CRAR and Bank Capitalization
- June 6, 2020
- Posted by: admin
- Category: DPN Topics
Despite a large part of the Atmanirbhar Bharat package relying on aggressive lending by banks, the government does not see an immediate need for equity infusion in the public sector banks (PSBs), as their capital to risk weighted asset ratio (CRAR) is expected to stay above the regulatory requirements
- Capital Adequacy Ratio (CAR) is the ratio of a bank’s capital in relation to its risk weighted assetsand current liabilities.
- It is decided by central banks and bank regulators to prevent commercial banks from taking excess leverage and becoming insolvent in the process.
- The Basel III norms stipulated a capital to risk weighted assets of 8%.

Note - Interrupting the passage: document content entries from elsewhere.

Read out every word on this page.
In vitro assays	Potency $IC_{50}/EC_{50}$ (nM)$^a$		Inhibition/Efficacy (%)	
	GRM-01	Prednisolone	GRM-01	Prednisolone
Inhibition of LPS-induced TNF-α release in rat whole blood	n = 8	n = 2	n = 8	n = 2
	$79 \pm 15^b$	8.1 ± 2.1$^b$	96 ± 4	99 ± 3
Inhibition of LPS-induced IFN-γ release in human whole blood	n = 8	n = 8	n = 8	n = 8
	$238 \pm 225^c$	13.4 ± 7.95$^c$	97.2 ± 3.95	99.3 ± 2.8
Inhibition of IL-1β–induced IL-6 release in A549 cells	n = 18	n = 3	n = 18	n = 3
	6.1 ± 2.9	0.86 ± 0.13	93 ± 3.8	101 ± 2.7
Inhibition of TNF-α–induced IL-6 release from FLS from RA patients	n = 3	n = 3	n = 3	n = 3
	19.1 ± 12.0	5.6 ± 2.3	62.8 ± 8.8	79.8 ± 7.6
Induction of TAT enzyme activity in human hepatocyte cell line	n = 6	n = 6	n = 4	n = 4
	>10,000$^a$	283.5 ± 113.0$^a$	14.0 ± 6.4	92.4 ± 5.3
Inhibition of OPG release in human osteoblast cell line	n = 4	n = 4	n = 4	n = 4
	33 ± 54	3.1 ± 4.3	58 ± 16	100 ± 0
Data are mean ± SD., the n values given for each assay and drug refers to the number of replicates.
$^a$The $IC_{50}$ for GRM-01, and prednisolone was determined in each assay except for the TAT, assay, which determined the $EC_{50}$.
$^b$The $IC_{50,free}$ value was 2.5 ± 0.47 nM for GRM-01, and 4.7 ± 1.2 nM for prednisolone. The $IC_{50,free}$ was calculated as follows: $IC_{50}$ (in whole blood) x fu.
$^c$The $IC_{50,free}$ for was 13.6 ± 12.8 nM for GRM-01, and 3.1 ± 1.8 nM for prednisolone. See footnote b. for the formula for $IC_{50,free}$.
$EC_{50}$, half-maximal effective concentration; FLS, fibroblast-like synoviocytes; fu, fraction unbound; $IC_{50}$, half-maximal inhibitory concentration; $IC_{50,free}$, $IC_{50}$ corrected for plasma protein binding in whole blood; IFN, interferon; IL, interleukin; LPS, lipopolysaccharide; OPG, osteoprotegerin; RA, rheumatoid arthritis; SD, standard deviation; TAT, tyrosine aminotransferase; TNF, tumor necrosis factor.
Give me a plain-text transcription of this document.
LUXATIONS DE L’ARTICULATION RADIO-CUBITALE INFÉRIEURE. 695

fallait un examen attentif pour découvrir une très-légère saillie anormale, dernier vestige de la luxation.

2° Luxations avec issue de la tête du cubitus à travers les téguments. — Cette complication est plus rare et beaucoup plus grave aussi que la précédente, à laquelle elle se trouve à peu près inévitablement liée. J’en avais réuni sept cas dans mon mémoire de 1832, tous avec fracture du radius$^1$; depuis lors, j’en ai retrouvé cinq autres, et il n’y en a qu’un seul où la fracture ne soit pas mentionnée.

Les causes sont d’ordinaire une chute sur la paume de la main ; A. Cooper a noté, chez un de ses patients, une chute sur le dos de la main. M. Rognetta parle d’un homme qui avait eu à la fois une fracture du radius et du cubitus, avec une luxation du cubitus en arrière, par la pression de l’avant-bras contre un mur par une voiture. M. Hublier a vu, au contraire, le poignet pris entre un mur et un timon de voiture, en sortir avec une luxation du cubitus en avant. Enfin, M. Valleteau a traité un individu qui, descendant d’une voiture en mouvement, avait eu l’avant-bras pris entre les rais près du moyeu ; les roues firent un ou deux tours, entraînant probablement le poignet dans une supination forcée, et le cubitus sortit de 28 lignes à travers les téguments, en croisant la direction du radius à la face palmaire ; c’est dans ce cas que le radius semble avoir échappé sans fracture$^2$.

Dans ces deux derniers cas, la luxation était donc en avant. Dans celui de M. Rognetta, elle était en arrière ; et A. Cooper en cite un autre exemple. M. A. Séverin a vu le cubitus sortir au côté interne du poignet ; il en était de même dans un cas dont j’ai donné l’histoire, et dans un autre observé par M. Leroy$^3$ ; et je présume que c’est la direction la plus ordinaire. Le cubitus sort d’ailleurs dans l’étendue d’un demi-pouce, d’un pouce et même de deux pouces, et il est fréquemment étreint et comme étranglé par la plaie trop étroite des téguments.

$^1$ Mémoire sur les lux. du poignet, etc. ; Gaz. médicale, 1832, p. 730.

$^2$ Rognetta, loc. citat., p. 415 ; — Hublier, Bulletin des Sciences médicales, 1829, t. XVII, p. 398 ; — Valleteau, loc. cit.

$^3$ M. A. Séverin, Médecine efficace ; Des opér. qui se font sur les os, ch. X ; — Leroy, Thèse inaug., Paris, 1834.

- However, as per RBI norms, Indian scheduled commercial banks are required to maintain a CAR of 9% while Indian public sector banks are emphasized to maintain a CAR of 12%.
- Bank recapitalization, means infusing more capital in state-run banks so that they meet the capital adequacy norms.
- The government, using different instruments, infuses capital into banks facing shortage of capital.
- In compliance with RBI guidelines which are based on Basel norms requiring banks to maintain certain amount of capital reserves, the government, which is also the biggest shareholder, infuses capital in banks by either buying new shares or by issuing bonds.
- As the state-run banks were struggling to deal with burgeoning NPAs, the government from time-to-time kept on announcing recapitalization to keep the banks afloat.